From c1c50bd471f74465952ec604079a5c33464e1efa Mon Sep 17 00:00:00 2001
From: Chamikara Jayalath <chamikara@google.com>
Date: Fri, 10 Feb 2017 16:56:49 -0800
Subject: [PATCH 2/2] Addressing reviewer comments.

---
 sdks/python/apache_beam/io/bigquery.py | 4 +++-
 1 file changed, 3 insertions(+), 1 deletion(-)

diff --git a/sdks/python/apache_beam/io/bigquery.py b/sdks/python/apache_beam/io/bigquery.py
index 4d81b5d6d47f..93033ead219f 100644
--- a/sdks/python/apache_beam/io/bigquery.py
+++ b/sdks/python/apache_beam/io/bigquery.py
@@ -1073,7 +1073,9 @@ def convert_row_to_dict(self, row, schema):
         result[field.name] = [self._convert_cell_value_to_dict(x['v'], field)
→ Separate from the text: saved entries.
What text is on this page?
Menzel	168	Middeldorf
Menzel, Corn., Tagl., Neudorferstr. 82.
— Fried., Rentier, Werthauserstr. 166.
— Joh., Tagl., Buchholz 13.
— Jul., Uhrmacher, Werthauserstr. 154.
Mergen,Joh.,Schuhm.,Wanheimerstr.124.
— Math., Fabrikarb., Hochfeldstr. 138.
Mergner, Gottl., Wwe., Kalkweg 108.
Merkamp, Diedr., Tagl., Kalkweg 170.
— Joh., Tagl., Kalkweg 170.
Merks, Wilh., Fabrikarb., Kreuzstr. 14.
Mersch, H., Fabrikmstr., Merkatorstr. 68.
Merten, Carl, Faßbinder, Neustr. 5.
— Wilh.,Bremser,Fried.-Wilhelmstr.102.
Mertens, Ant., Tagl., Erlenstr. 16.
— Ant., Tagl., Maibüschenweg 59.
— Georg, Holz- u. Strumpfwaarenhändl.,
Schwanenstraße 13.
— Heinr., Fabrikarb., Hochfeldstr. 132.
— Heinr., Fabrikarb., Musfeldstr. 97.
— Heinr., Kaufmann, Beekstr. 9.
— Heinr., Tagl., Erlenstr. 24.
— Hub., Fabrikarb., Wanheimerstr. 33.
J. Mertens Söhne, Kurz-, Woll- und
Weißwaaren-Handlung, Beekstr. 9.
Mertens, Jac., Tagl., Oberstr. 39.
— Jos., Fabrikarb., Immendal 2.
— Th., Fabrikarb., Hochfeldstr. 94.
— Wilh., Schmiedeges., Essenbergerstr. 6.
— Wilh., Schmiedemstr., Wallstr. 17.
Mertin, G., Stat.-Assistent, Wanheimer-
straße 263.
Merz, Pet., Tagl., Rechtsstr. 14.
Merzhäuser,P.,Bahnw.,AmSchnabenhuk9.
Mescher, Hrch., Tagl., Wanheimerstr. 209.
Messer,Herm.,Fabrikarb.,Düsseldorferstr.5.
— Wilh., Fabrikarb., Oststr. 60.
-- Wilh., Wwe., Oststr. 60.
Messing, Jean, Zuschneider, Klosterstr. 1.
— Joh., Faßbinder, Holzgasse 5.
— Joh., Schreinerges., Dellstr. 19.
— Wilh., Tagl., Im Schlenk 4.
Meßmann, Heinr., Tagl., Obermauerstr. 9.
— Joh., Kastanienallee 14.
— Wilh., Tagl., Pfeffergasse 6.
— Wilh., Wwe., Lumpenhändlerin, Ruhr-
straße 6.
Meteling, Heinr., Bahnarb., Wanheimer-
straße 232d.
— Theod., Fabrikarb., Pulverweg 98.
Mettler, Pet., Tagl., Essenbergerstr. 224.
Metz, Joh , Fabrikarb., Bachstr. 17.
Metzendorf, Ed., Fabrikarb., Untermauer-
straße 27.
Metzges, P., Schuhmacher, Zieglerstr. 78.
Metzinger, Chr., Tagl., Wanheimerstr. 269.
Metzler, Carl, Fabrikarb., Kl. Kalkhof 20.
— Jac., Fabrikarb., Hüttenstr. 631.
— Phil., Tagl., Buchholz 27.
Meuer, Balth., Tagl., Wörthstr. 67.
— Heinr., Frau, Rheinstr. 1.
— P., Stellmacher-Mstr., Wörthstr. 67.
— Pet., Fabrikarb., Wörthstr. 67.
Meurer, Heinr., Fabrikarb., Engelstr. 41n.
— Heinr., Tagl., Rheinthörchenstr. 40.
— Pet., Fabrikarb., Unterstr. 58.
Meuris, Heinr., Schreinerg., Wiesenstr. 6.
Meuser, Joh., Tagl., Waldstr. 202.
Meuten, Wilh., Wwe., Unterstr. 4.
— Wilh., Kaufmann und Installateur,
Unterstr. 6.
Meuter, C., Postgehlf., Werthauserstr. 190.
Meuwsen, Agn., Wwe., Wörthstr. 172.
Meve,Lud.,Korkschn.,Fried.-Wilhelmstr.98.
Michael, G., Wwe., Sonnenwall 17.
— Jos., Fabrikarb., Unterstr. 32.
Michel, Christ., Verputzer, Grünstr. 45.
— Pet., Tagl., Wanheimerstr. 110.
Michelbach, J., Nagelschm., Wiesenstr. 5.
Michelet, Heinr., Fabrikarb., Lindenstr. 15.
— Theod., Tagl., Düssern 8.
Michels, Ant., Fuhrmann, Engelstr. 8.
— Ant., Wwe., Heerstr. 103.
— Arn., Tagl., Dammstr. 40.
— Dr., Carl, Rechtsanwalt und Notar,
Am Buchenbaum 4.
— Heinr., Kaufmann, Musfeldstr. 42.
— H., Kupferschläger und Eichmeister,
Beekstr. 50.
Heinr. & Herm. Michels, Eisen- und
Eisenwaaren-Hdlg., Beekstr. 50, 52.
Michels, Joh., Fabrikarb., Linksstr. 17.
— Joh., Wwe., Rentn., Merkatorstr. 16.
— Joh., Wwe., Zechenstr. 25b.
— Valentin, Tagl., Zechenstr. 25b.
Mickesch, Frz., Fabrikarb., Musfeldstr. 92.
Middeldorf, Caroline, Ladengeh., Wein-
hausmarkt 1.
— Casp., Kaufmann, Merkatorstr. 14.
                               for x in value]
       elif value is None:
-        assert field.mode == 'NULLABLE'
+        if not field.mode == 'NULLABLE':
+          raise ValueError('Received \'None\' as the value for the field %s '
+                           'but the field is not NULLABLE.', field.name)
         result[field.name] = None
       else:
         result[field.name] = self._convert_cell_value_to_dict(value, field)